The council uses the software to analyse its data and then carries out targeted mailshots to make sure people know about the types of benefit they could be claiming. BI software is also used to measure the change in benefit take-up periodically. Over the past four years, Newham has increased the amount of benefit delivered to citizens by £2m, and continues to add £500,000 per year.
Geoff Connell, the council's development services manager, says the BI initiative is part of a four-year drive, based on a data warehouse project, to move information away from the IT department and into the hands of end users. "It is effectively about getting better and more timely information to the end users to allow them to make better decisions," says Connell.
The BI software is being used by several departments. The regeneration services department is using it to analyse the cost impact to the borough of building roads along different routes by looking at a number of "what if" scenarios. The council's WarmZone project, which aims to identify members of the community who are entitled to a heating grant, is also using BI to sift through information in the data warehouse.
Another key area where BI is helping the borough to achieve its goals is through improved customer service. The council is using the BI software in conjunction with its customer relationship management system to monitor and analyse the way customers use its call centre and other local services centres.
This information is helping the borough to establish the shift requirements of personnel, resourcing needs and the best opening hours of the centres. Originally, the council had intended to permanently lengthen opening hours to include evenings, but when it looked at the timing and number of visits it became apparent that this was not where the core demand was.

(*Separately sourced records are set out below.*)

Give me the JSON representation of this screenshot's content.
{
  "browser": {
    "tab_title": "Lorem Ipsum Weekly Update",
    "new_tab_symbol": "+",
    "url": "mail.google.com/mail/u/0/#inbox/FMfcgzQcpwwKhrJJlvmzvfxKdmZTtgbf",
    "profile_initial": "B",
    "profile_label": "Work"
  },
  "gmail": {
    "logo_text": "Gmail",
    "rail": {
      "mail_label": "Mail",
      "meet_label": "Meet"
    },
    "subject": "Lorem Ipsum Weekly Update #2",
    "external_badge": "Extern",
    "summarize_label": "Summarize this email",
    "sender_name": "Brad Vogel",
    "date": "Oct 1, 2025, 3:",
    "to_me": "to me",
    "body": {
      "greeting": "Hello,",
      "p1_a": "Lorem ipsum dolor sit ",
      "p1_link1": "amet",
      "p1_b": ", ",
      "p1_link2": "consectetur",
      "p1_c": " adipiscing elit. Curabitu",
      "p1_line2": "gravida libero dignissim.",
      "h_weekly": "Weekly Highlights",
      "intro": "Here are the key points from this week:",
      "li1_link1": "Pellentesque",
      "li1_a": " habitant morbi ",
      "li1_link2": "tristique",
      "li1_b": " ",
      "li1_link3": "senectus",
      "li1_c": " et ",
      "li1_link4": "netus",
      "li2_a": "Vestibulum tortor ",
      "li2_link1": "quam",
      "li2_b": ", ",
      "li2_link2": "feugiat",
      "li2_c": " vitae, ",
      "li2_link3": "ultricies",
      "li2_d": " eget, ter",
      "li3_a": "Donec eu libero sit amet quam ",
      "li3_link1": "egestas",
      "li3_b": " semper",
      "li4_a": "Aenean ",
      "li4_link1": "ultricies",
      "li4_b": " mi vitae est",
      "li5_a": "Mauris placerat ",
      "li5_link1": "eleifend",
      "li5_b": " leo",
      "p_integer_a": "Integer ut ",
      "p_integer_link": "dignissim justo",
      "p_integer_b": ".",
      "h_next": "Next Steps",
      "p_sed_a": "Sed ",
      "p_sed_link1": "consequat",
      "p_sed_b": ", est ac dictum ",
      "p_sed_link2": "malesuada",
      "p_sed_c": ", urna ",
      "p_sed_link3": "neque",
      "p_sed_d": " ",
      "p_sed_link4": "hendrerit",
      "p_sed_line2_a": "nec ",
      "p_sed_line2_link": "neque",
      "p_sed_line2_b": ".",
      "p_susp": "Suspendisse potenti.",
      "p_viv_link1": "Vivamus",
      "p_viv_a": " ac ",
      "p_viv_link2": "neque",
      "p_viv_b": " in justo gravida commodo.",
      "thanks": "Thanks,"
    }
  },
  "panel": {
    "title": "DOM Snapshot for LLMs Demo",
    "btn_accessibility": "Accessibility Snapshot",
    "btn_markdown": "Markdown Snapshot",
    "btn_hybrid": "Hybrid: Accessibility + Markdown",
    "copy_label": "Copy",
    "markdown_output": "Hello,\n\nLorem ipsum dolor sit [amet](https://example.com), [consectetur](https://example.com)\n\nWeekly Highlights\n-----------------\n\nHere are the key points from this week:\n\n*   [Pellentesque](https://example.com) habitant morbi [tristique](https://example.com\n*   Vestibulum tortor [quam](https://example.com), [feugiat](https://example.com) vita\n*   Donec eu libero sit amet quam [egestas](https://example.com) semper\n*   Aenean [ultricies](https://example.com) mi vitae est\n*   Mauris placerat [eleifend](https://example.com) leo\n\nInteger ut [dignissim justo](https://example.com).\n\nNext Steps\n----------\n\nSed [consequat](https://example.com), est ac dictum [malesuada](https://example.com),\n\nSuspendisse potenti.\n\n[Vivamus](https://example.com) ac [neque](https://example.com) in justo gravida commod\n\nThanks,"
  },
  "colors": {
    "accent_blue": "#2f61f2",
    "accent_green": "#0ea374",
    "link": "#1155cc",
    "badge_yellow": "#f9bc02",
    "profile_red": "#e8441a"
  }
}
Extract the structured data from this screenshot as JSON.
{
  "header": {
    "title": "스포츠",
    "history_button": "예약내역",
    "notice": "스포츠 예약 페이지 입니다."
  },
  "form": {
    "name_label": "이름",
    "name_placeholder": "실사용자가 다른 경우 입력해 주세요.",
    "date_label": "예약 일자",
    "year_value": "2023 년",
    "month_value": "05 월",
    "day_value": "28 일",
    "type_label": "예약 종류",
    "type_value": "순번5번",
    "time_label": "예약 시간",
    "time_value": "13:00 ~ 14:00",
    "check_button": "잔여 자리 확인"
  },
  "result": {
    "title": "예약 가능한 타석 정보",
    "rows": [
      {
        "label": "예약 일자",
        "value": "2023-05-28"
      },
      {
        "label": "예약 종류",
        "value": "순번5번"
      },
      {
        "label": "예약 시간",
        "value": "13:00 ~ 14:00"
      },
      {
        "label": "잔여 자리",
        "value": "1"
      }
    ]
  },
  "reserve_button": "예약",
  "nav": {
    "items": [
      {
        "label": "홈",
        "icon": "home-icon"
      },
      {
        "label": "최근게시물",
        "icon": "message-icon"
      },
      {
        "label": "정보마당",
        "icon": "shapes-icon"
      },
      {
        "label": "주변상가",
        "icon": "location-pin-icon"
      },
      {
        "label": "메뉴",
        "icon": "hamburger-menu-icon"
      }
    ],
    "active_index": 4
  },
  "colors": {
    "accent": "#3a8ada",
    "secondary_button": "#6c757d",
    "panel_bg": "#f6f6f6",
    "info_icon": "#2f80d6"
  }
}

The BI software, from Business Objects, is also supporting the drive towards self-service. While the council recognises that improving service levels and increasing choice are important drivers, the key objective here is to reduce costs. Whereas person-to-person meetings cost from £15, the equivalent interaction on the telephone costs £2 and self-service using the Internet just 10p.
"It is all about trying to migrate users away from the expensive type of channel to the cheaper type, while all the time maintaining choices," says Connell. All of these initiatives should result in major cost savings for the council, although the figures are hard to quantify. As Connell asks, "What's the value of a better decision?"